Saturday

There was a psychiatrist who had the most simple office in a simple building. I stumbled in there by accident.
On the board by the windows, 15 names were scrawled in the same handwriting. One of them had a small exclamation mark beside it. All had the words "confession" lined up to the right, and had semi-detached pieces of Post Its to the right. As I flip one over to see, 8 words greet me;
fusion  worrisome  heartache  divorce  particular  ride  why?  testify
They are all jotted down in a hurrisome, fierce manner.

The Post Its flutter in the air as someone shuts the door. I stand facing the wall, determined not to look back for some reason.
I think of Dorian Gray--I think he has come to fetch something.

*      *      *

Husband and wife sit in the Opera, with their little girl in between. Her eyes are a shade of clear gray, and her face is filled with intense secrecy; her lips are shut tight, but curve a smile now and then. She is about 5 years old. Her father lays down a crumpled brown paper bag by his feet.
"Oh, why the bag Dad? I'm never going back to ballet!" she exclaims, looking at the bag her father had brought back with him. "I don't think it's necessary at all."
There are probably some  leotards and silk slippers sleeping in the bag. Her father shrugs,"Well I can't afford to pay again if you ever decide you want to go back--and that is, after the summer holidays I daresay--after all we had to quit now in April, because the administrator wanted to keep his books straight for the upcoming seasons."
"But Dad," she calmly states, "I have no intention whatsoever of going back. It's going to cost me, and I'm afraid I can't excite myself with ballet anymore; it hurts, it's lonesome, and it's absolutely boring."
"Ennui..." her father mumbles.

Now they are in their summer garden, by a tree of oranges. The air smells like wet honeydew and cardboard.
"Dad, I thought I'd pick some of these," the girl says, pointing at the oranges, "But now that I've thought it over, I think we should pick those," and she points to a different clump of trees in the corner. "These are not organic, I'm afraid."
The father looks worried. "Dear," he begins, "Why are you always soaked in such seriousness?

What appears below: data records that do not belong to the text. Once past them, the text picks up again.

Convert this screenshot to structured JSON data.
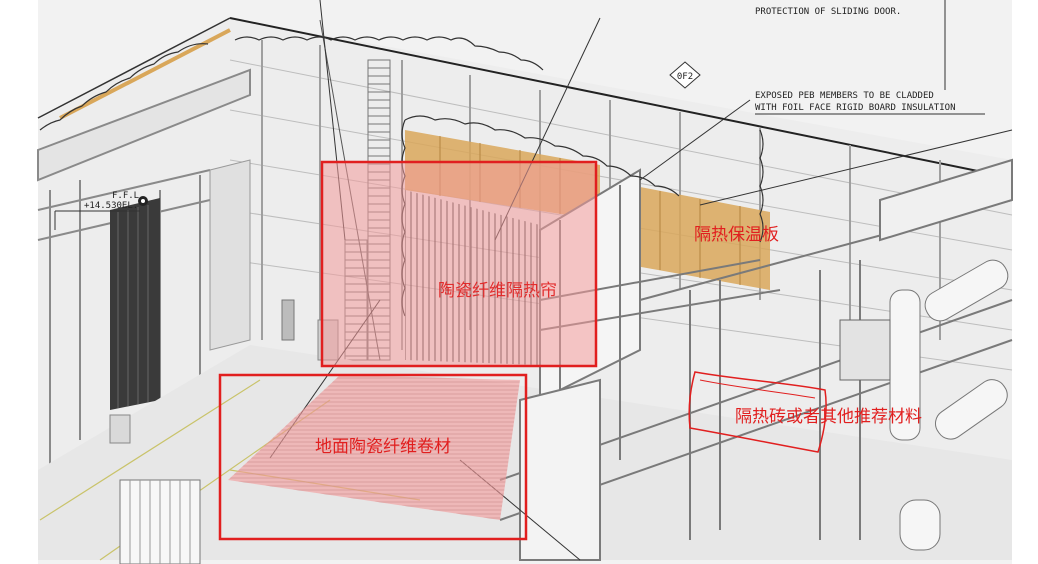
{
  "notes": {
    "top": "PROTECTION OF SLIDING DOOR.",
    "insulation_line1": "EXPOSED PEB MEMBERS TO BE CLADDED",
    "insulation_line2": "WITH FOIL FACE RIGID BOARD INSULATION",
    "grid_tag": "0F2",
    "level_label": "F.F.L.",
    "level_value": "+14.530EL."
  },
  "annotations": {
    "ceramic_curtain": "陶瓷纤维隔热帘",
    "insulation_board": "隔热保温板",
    "ground_blanket": "地面陶瓷纤维卷材",
    "brick": "隔热砖或者其他推荐材料"
  },
  "colors": {
    "markup_red": "#e11f1f",
    "pink_fill": "#f39a9a",
    "insulation_orange": "#d9a75a",
    "line": "#555555"
  }
}
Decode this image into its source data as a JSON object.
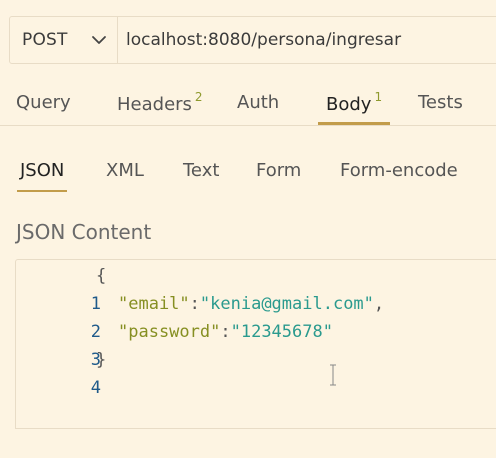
{
  "request": {
    "method": "POST",
    "url": "localhost:8080/persona/ingresar"
  },
  "request_tabs": [
    {
      "label": "Query",
      "badge": ""
    },
    {
      "label": "Headers",
      "badge": "2"
    },
    {
      "label": "Auth",
      "badge": ""
    },
    {
      "label": "Body",
      "badge": "1",
      "active": true
    },
    {
      "label": "Tests",
      "badge": ""
    }
  ],
  "body_tabs": [
    {
      "label": "JSON",
      "active": true
    },
    {
      "label": "XML"
    },
    {
      "label": "Text"
    },
    {
      "label": "Form"
    },
    {
      "label": "Form-encode"
    }
  ],
  "json_section": {
    "label": "JSON Content",
    "lines": [
      {
        "number": "1",
        "text": "{"
      },
      {
        "number": "2",
        "key": "\"email\"",
        "sep": ":",
        "value": "\"kenia@gmail.com\"",
        "tail": ","
      },
      {
        "number": "3",
        "key": "\"password\"",
        "sep": ":",
        "value": "\"12345678\"",
        "tail": ""
      },
      {
        "number": "4",
        "text": "}"
      }
    ]
  },
  "colors": {
    "background": "#fdf4e2",
    "active_tab_underline": "#c29c4a",
    "badge": "#8f9a2e",
    "json_key": "#868f22",
    "json_string": "#2a9a8e",
    "line_number": "#1f5a8a"
  },
  "icons": {
    "method_dropdown": "chevron-down-icon",
    "editor_cursor": "text-cursor-icon"
  }
}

Why don't you go have some fun, kill time reading books and drawing pictures of fancy princesses like any girl surely loves to do?...Here, let me take your basket. Run along now."
The girl says nothing, but slowly puts down her basket on the wet grass. She is wearing ballet slippers. As she starts walking back towards the house, something seems to have caught her eye in the woods. Just as her father turns round to look at the other orange tree she'd pointed out, she sprints through the grass and rustles into the dark shade of trees.
Like a rabbit.

Wednesday

Tuesday

I didn't remember seeing her as I entered.
I thought I was entering with two of my best friends, one marching before me and the other lagging behind. We were in a shop, a jammed-crammed one with everything you could ever think of.

A whole selection of cowboy boots, phoney glasses, Stylish Shimmering Scarfs("3 for 2!"), glasses of ice tea, empty lip stick containers, quiant fluffy items scattered all across the floors, stuffed geese(hmm?), cherry bottles, diet coke posters with stashes of old Marvel Comics, Snickers(just the wrappers for some reason), a heap of green and purple Chuck Taylors, peach scented body lotion, Mr&Mrs Potato figurines, cosmetic manuals from the late 80's featuring a woman in pin-up curls all over, an arrangement of denim fabrics, colourful feathered hats, etc, etc.....the Harajuku-like craftiness made me wince, just a little.
It was quite blemish.

We lost our tagging friend and I followed my precedator--it was no more the insides of an anonymous shop, but in a miserable patch of the woods. It was haunted.
Someone sneezed.
I felt nothing equivalent of the wonder Lucy must've felt (in the chronicles of Narnia)
I just wanted to go further,
and transport myself a million light years away.

We ended up reaching a wall. We were in the shop again, but in an extremely mousey corner.
It was dusty, old, and murky.
I thought of saying something, but thought better.
My friend then peeled open the wall, like she'd peel an avocado: a slit in the middle, the skin coming apart. I chose to hurridly follow for no good reason--possibly because I was curious.

(Come to think of it, all my dreams are based on my actions deriving from curiosity....)

I wasn't supposed to be here, I now realised.
My friend swerved around, looking extremely aghast.
"Why are you in here?" she slowly growled. It turns out she wasn't who I thought she was.
She was another of my good friends--someone who I can't meet as daily.
"I thought I was to come alone."
"Well....." I thought.

There were 5,6 girls in the room, all looking at pictures and gathered round a great white table.
It was cheerful; the lights probably did the trick.

Dressing rooms always look nice.

Sunday

We were all aligned, waiting to board the boat.
A most peculiar, charming friend was assigned right behind me. My heart leapt.

Funny how friends can make you feel....just by being there.